Other interesting features of the facility that are in the works are an ambulance prop and a water tank. A box from the rear of an actual, out-of-service ambulance will be installed so emergency medical technicians and paramedics can polish their patient care skills in a realistic but controlled environment. A water tank will be installed at the site so the fire truck pumps can undergo hydrostatic testing. Regenwether said some of the props can be transported to regional fire departments, making it much easier to obtain skills that benefit local communities.

“This will help not only our personnel, but regional firefighters and others, to meet different OSHA requirements for training,” said Regenwether. “We also hope that area industries will utilize it for various training.”

He said the facility also could be utilized to offer classes through local community colleges. Regenwether said the CFD hopes to host National Fire Academy courses at the site sometime in the future.

Both fire officials say the new facility will be of great benefit to the entire region.

“Fire departments, municipalities, utilities and industries in Clinton and Clinton County, as well as Whiteside and Jackson Counties, will also be able to utilize these props,” McGovern said. “It will give us a nice place to work with other departments, to work on our mutual aid, as we’re becoming more and more dependent on each other all the time.”

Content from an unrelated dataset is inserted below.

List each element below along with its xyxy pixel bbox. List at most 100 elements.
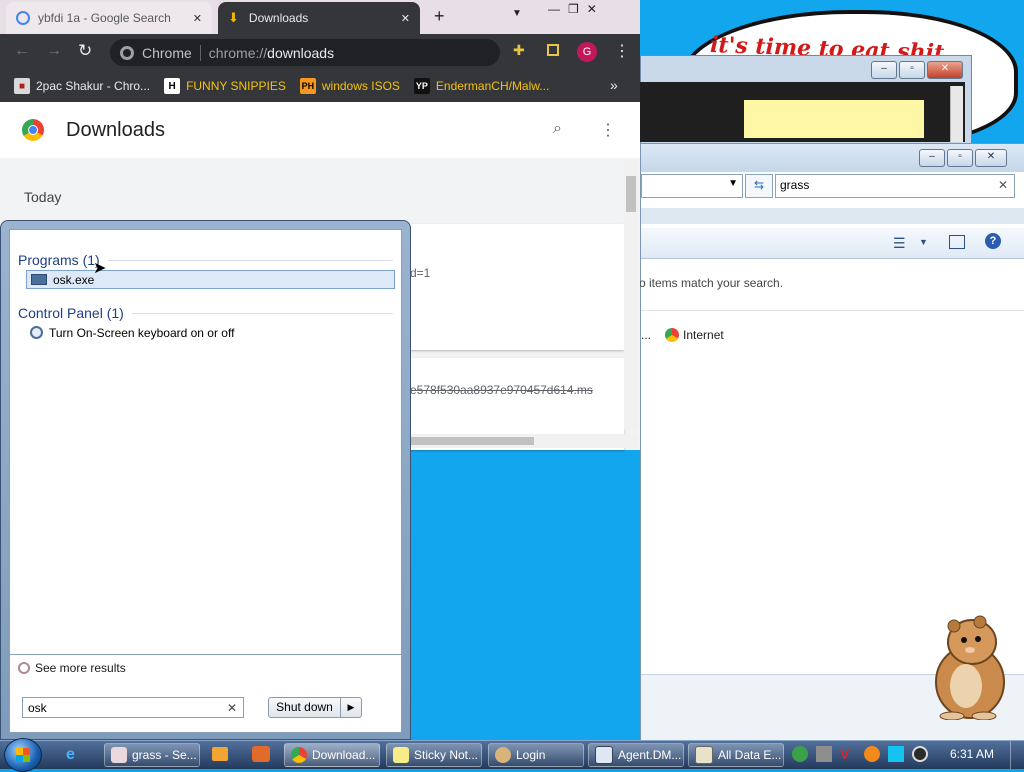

The fire chief said there’s almost no limit to what situations firefighters and others could train for at the new facility.

“The capabilities are whatever you can think of,” said Regenwether. “It’s just a great opportunity for all of us... that we can all utilize.”

Regenwether said many people have contributed to the training facility project, but said McGovern is a driving force.

“Andy has been a great help. He has devoted a lot of time and effort on this project, from working on the plans to applying for grants,” said Regenwether.

He thanked the Federal Assistance to Firefighters Grant Program and the CCCDA for the grants that have made the project possible. Regenwether said the fire department continues to apply for grants in relation to funding the facility. He invited any local entities or businesses interested in contributing to the project to contact the fire department.

Within the next month, fire officials will be finalizing details for the facility and preparing bid specifications. Regenwether said the fire department plans to contact local industries in search of support for the facility, noting that making the project a joint venture provides greater opportunities for every entity involved and making the facility cost-effective. The project has been endorsed by the Clinton County Fire Chief’s Association, the Clinton County Emergency Medical Services Association and the Clinton County Police Chiefs Association. McGovern said Phase One of the training facility project will begin once bids for construction have been completed in the next couple of months.